将JavaScript生成的Web内容刮到Excel

时间:2015-10-04 23:42:29

标签: excel vba

我正在使用VBA和MSXML抓取一些网页内容,所以我知道基础知识。但现在我想从JavaScript生成的网页获取数据。 我不能给你确切的链接,因为它是私有的,但我可以描述它 - 基本上,有标题和一些图像的div容器,下面是表格,动态加载(圆圈),但不更新(所以他们只加载一次)。如果在浏览器中打开源代码视图,则无法找到这些表,只能找到容器和标题/ src图像。但是如果你点击表并选择“检查元素”,你就可以看到<th <tr> <td>等的典型结构。 方法我知道:

1)保存页面然后刮掉它 - 可能不是最好的解决方案。

如果我有一个网址列表,有没有快速的方法来保存所有网页?

2)通过VBA使用Internet Explorer控件,等到页面加载然后像往常一样获取元素 - 但对我来说似乎很慢(?) - 就像一页上的25秒一样,即使它加载了0.5秒。

也许我应该关闭一些减慢装载的东西? 你能检查一下是什么问题吗?

以下是我找到的代码:

Sub FuturesScrap3(ByVal URL As String)

Dim HTMLDoc As New HTMLDocument
Dim AnchorLinks As Object
Dim tdElements As Object
Dim tdElement As Object
Dim AnchorLink As Object
Dim lRow As Long
Dim oElement As Object

Dim oIE As InternetExplorer

Set oIE = New InternetExplorer

oIE.navigate URL
oIE.Visible = True

Do Until (oIE.readyState = 4 And Not oIE.Busy)
    DoEvents
Loop

'Wait for Javascript to run
Application.Wait (Now + TimeValue("0:01:00"))

HTMLDoc.body.innerHTML = oIE.document.body.innerHTML

With HTMLDoc.body
    Set AnchorLinks = .getElementsByTagName("a")
    Set tdElements = .getElementsByTagName("td") '

    For Each AnchorLink In AnchorLinks
        Debug.Print AnchorLink.innerText
    Next AnchorLink

End With

lRow = 1
For Each tdElement In tdElements
    Debug.Print tdElement.innerText
    Cells(lRow, 1).Value = tdElement.innerText
    lRow = lRow + 1
Next

'Clicking the Month tab
For Each oElement In oIE.document.all
    If Trim(oElement.innerText) = "Month" Then
        oElement.Focus
        oElement.Click
    End If
Next oElement

Do Until (oIE.readyState = 4 And Not oIE.Busy)
    DoEvents
Loop

'Wait for Javascript to run
Application.Wait (Now + TimeValue("0:01:00"))

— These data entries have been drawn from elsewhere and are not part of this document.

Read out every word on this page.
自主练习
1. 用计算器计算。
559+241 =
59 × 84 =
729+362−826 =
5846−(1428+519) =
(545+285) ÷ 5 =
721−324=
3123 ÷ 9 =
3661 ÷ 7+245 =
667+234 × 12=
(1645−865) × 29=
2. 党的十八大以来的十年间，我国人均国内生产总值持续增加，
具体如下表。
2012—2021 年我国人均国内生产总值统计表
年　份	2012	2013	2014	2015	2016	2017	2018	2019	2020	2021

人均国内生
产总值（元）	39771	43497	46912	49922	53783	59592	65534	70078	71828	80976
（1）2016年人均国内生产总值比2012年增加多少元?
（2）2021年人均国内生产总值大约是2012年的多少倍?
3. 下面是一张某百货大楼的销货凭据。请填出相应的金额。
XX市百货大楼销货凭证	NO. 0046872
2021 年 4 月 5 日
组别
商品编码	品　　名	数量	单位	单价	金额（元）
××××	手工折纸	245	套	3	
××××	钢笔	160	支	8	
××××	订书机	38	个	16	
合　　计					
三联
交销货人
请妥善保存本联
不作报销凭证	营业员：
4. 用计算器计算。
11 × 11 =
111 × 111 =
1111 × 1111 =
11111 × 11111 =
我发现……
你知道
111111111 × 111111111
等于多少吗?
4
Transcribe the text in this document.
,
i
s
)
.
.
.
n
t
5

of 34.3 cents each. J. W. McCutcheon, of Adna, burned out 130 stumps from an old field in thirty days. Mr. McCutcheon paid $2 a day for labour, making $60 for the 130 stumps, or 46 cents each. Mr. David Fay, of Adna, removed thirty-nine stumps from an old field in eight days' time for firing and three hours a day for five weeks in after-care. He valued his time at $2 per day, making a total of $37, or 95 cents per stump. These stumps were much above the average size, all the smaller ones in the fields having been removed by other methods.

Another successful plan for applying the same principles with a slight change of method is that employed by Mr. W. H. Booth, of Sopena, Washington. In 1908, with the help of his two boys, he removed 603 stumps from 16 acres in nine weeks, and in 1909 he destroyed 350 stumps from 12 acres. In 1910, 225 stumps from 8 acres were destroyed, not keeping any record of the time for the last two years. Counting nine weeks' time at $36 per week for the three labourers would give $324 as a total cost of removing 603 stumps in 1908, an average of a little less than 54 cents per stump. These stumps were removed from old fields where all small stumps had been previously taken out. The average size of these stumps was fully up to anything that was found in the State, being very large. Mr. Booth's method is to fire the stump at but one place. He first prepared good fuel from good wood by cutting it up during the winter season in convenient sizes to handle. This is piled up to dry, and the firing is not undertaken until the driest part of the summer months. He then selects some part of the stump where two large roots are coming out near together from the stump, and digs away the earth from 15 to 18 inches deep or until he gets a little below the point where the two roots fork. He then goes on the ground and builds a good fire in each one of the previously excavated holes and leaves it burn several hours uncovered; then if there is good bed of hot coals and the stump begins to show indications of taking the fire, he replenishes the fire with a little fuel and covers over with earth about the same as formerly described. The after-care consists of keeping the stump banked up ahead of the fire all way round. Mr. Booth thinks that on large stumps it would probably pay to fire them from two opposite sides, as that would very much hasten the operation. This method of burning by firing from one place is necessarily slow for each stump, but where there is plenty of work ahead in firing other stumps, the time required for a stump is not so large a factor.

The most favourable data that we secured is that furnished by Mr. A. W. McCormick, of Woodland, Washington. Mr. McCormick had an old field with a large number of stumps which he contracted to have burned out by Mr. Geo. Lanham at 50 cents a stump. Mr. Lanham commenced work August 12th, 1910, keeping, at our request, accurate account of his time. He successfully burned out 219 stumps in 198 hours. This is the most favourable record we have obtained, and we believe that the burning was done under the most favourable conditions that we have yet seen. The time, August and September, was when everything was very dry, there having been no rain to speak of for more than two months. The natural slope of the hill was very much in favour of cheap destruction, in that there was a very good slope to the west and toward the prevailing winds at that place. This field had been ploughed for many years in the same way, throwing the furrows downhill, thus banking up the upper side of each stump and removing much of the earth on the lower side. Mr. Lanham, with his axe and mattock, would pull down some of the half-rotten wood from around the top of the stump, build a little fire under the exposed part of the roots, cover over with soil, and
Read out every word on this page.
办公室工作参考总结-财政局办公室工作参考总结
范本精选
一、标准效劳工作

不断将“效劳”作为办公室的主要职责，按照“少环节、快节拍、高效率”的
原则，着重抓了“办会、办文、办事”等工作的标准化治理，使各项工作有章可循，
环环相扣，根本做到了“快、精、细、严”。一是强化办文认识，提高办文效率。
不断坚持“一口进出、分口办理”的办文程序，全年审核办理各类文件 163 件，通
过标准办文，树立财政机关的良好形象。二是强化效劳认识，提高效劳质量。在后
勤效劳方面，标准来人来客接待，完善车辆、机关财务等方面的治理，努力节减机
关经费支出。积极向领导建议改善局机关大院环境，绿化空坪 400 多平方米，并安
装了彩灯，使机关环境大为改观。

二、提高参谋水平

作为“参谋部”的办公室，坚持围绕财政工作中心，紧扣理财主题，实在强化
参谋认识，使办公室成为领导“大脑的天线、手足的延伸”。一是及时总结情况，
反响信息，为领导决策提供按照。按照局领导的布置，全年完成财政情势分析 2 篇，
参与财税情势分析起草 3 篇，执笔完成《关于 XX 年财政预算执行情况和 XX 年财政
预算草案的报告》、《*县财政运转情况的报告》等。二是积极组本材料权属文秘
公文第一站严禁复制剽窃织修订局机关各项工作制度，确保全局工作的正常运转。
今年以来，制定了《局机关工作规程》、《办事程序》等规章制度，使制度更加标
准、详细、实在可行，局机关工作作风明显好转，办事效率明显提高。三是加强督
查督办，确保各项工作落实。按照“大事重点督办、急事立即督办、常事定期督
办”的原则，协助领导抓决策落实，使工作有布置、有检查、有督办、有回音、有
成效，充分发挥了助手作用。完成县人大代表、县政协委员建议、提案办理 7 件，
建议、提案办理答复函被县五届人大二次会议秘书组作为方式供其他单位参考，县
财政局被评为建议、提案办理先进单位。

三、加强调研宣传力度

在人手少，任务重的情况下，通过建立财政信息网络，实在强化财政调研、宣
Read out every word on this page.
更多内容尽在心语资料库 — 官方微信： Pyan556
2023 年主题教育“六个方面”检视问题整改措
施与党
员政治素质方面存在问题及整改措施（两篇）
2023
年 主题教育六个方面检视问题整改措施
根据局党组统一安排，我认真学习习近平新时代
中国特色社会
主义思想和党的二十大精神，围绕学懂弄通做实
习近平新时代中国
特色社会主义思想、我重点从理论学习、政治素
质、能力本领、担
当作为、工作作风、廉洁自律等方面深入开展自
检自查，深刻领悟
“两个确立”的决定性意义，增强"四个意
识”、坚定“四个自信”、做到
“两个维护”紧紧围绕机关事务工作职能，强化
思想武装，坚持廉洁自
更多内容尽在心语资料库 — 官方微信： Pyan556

HTMLDoc.body.innerHTML = oIE.document.body.innerHTML

With HTMLDoc.body
    Set AnchorLinks = .getElementsByTagName("a")
    Set tdElements = .getElementsByTagName("td") '

    For Each AnchorLink In AnchorLinks
        Debug.Print AnchorLink.innerText
    Next AnchorLink
End With

lRow = 1
For Each tdElement In tdElements
    Debug.Print tdElement.innerText
    Cells(lRow, 2).Value = tdElement.innerText
    lRow = lRow + 1
Next tdElement End sub

3)使用像Selenium这样的网络驱动程序 - 找不到合适的例子。如果你从头开始给我一些,比如从classname中获取数据,就会很棒。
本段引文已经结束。